Read here: Talent and Compensation Committee Charter
The Talent and Compensation Committee is appointed by the Board of Directors to discharge the Board’s responsibilities relating to the compensation and development of the Corporation’s senior executives.[1] The Talent and Compensation Committee has overall responsibility for approving and evaluating the executive compensation plans, policies and programs of the Corporation. The Talent and Compensation Committee also is responsible for overseeing the Corporation’s human capital management strategies.
[1] For purposes of this Charter, “senior executives” are defined as the Corporation’s officers designated by the Board pursuant to Rule 16a-1(f) under the Exchange Act and any persons who are members of the Corporation’s Executive Committee.
The Talent and Compensation Committee shall consist of at least three members. Each member of the Talent and Compensation Committee shall (i) meet the independence requirements of the New York Stock Exchange, including the additional requirements specific to compensation committee membership; and (ii) satisfy the requirements to qualify as a “non-employee director” under Rule 16b-3 promulgated pursuant to the Exchange Act. The members of the Talent and Compensation Committee shall be appointed by the Board of Directors and may be replaced by the Board. Unless a Chair is elected by the full Board, the members of the Committee may designate a Chair by majority vote of the full Committee membership.
Each member should possess the qualifications necessary to carry out the responsibilities of the Committee, including possessing the analytical abilities, reputation, ethical standards, communication skills and experience.
The Talent and Compensation Committee may, in its sole discretion, retain or obtain the advice of a compensation consultant, independent legal counsel or other advisor and, in so doing, shall be directly responsible for the appointment, compensation and oversight of the advisor’s work. In engaging or requesting advice from any compensation consultant, legal counsel or other advisor (other than in-house legal counsel), the Talent and Compensation Committee shall consider all independence factors required to be considered by the listing standards of the New York Stock Exchange. The Company will provide appropriate funding, as determined by the Talent and Compensation Committee, for payment of reasonable compensation to any compensation consultant, legal counsel or other advisor retained by the Talent and Compensation Committee.
In addition, the Talent and Compensation Committee may request management to perform studies and furnish other information.
The Talent and Compensation Committee may delegate its authority to the Chair subject to such conditions as the Talent and Compensation Committee deems appropriate and in the best interests of the Corporation. In addition, the Talent and Compensation Committee may delegate administrative tasks to employees of the Corporation.
The Talent and Compensation Committee shall have the authority to make recommendations to the boards of directors of subsidiaries of the Corporation with respect to such of the above matters as the Committee deems appropriate.
Each year the Chair of the Talent and Compensation Committee shall establish a schedule of meetings.
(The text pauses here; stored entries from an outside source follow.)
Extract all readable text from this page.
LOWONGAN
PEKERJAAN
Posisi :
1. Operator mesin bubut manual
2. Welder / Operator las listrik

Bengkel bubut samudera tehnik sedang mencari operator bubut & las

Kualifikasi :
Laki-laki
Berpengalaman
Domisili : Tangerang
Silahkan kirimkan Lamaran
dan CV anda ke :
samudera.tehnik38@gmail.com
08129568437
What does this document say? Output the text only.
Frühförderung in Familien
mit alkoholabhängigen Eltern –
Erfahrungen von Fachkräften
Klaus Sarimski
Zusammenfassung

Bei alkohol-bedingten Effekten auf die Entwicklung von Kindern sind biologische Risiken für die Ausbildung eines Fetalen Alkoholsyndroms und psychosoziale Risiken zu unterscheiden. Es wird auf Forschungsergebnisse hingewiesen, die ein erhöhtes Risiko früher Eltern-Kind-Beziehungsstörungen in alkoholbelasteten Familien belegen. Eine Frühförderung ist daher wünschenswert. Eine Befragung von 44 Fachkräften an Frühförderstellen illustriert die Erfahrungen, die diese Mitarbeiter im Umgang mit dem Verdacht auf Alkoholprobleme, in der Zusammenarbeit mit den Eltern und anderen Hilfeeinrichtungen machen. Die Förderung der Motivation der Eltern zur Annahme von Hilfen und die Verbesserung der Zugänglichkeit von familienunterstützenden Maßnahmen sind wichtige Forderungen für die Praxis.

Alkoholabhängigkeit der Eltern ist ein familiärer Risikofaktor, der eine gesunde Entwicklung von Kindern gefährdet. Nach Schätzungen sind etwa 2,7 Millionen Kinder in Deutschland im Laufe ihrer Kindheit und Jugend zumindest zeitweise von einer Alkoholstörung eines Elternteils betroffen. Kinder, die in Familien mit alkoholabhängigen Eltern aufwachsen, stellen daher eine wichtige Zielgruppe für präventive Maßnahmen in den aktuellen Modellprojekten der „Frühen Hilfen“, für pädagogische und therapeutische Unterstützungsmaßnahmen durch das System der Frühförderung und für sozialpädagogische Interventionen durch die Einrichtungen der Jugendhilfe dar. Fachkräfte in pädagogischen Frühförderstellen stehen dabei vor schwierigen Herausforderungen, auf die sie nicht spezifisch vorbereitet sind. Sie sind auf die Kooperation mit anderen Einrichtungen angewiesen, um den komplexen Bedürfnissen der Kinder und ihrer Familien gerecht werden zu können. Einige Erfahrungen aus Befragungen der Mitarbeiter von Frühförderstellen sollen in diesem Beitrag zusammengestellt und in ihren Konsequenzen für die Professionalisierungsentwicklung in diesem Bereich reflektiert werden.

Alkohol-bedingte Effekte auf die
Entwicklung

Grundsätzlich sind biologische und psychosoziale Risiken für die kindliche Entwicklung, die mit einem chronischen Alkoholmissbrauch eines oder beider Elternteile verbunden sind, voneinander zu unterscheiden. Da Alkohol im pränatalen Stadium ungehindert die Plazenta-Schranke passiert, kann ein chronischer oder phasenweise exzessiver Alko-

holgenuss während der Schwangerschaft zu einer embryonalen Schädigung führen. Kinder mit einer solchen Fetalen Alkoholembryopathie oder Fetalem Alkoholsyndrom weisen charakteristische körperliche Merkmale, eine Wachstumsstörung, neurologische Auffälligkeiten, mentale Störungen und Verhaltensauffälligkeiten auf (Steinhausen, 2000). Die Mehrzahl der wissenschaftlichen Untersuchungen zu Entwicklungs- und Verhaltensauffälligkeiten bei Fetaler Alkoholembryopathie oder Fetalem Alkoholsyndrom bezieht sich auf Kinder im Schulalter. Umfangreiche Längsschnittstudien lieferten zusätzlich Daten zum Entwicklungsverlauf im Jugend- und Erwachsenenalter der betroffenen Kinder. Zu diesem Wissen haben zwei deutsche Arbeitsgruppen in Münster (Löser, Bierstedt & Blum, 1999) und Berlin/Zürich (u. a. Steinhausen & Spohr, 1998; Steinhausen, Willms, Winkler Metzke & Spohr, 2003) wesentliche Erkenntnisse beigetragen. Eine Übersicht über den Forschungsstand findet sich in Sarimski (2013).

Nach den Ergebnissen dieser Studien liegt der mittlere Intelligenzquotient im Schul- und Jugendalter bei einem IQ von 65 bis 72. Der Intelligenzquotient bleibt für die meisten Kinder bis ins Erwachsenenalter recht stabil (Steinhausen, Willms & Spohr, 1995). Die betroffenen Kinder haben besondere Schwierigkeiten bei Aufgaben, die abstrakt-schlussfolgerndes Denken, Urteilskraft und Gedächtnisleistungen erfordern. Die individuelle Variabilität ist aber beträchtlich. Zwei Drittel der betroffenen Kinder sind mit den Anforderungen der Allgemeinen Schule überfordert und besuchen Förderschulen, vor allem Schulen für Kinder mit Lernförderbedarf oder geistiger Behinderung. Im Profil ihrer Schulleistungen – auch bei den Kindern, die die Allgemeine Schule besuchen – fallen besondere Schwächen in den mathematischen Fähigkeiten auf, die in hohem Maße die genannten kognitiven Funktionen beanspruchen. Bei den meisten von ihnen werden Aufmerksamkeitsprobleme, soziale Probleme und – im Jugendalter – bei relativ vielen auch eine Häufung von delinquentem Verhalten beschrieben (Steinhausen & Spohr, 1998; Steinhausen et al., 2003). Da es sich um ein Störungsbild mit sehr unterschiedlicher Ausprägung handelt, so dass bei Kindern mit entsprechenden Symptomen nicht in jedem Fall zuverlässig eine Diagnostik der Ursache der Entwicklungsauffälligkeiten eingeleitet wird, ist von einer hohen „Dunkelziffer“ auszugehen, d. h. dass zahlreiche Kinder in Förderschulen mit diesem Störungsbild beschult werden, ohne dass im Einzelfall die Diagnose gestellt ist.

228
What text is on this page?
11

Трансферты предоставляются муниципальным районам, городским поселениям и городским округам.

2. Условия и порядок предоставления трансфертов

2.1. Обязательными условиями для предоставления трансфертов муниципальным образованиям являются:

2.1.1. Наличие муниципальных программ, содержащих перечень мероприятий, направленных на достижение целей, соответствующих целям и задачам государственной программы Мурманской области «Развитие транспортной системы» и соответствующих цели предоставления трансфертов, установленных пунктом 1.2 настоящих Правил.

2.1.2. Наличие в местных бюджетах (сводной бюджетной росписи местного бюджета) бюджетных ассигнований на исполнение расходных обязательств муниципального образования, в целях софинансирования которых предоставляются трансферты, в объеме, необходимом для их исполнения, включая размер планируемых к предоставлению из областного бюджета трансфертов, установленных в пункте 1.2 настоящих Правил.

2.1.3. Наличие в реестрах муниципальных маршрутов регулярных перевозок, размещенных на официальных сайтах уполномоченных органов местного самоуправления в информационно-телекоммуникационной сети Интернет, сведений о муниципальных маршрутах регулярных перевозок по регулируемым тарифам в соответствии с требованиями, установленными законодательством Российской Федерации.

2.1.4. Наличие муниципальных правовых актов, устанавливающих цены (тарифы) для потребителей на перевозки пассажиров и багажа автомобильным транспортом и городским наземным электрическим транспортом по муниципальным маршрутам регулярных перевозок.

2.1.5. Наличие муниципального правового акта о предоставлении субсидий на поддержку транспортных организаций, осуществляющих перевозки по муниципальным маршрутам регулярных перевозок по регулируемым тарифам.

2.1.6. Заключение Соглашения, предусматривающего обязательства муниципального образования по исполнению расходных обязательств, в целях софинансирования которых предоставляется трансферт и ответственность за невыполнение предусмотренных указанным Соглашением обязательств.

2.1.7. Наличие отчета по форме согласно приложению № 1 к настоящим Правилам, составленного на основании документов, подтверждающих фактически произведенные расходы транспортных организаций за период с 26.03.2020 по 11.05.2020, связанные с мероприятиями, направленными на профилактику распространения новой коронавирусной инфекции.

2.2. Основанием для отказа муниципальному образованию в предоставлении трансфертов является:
Additional meetings of the Talent and Compensation Committee may be called by the Chairman of the Board or by any member of the Committee upon notice given at least forty-eight hours prior to the meeting, or upon such shorter notice as shall be approved by the Committee. The Chair of the Committee shall be responsible for establishing the agendas for meetings of the Committee. A majority of the Committee members then serving on the Committee shall constitute a quorum. A majority of the members present shall decide any question brought before the Committee except to the extent otherwise required by the Corporation’s Articles of Incorporation. Minutes of all meetings of the Committee shall be prepared.